Real Nappy Week - Greener Disposables?

As it's Real Nappy Week I've been looking into figures and have been totally amazed by the huge numbers of disposable nappies we use each day in the UK.

Dispensing with disposables in the UK would stop almost six million nappies a day, or two billion nappies a year, ending up in landfill. Nappies account for 2% of all household rubbish, and cost the council tax payer £67m a year. A weight of disposeable nappies equivalent to 70,000 double-decker buses go to landfill every year - enough buses to stretch from London to Edinburgh! Disposeable nappy use creates about 400,000 tonnes of waste each year in the UK - roughly the equivalent of the waste produced by a city the size of Birmingham.
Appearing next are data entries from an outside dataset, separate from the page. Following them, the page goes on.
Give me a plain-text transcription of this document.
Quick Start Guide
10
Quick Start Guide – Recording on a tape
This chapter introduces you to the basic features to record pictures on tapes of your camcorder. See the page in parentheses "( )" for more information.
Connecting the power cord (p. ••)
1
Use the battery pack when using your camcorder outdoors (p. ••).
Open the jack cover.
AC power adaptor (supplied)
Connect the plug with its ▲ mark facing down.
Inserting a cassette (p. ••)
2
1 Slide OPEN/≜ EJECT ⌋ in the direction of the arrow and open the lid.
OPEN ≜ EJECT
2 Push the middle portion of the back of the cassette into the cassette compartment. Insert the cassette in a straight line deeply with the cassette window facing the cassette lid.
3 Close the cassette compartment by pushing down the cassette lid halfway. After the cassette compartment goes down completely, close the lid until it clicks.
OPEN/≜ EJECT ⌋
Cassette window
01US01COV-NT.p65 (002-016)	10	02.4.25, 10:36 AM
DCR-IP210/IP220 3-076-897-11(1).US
So if all these nappies are going into landfill how long do they take to rot away? Since the 1960s disposable nappy manufacturers have increasingly replaced paper with super-absorbent polymers (mainly sodium polyacrylate) which can hold many times their own weight in water. Further innovations have brought a range of plastics for coating and sealing, as
well as perfumes, fragrances and dyes. This has meant that the likelihood of such products
ever being broken down in the environment – even over hundreds of years – is continuing
to recede., and figures are being quoted as between a hundred years and never for a nappy to decompose.

It's clear we have to look at alternatives - either biodegradable disposeables or reuseable "cloth" nappies. It has led to a wave of ‘greener’ disposable nappies which claim to address
some of these issues -

Bambo Nature is the only ‘green nappy’ to be independently accredited. The product also avoids perfumes and other chemicals and features an absorbent starch core.

Moltex Oko contains minimal amounts of gel and no perfumes. They claim to be
compostable.

Nature Babycare although not gel-free, it claims to be based on biodegradable materials and to be chlorine free.

Tushies are the only nappy to use absolutely no gel at all, relying on wood pulp and cotton
for absorbency.

Supermarket own-brands – Both Sainsbury and Asda produce an ‘eco-nappy’ option
claiming greater proportions of biodegradable materials.

Because landfill sites are compacted and covered, decomposition rates are slow. A disposable nappy can take between 100 years and never to decompose, and a biodegradable nappy (by inference) between 5 months and 50 years.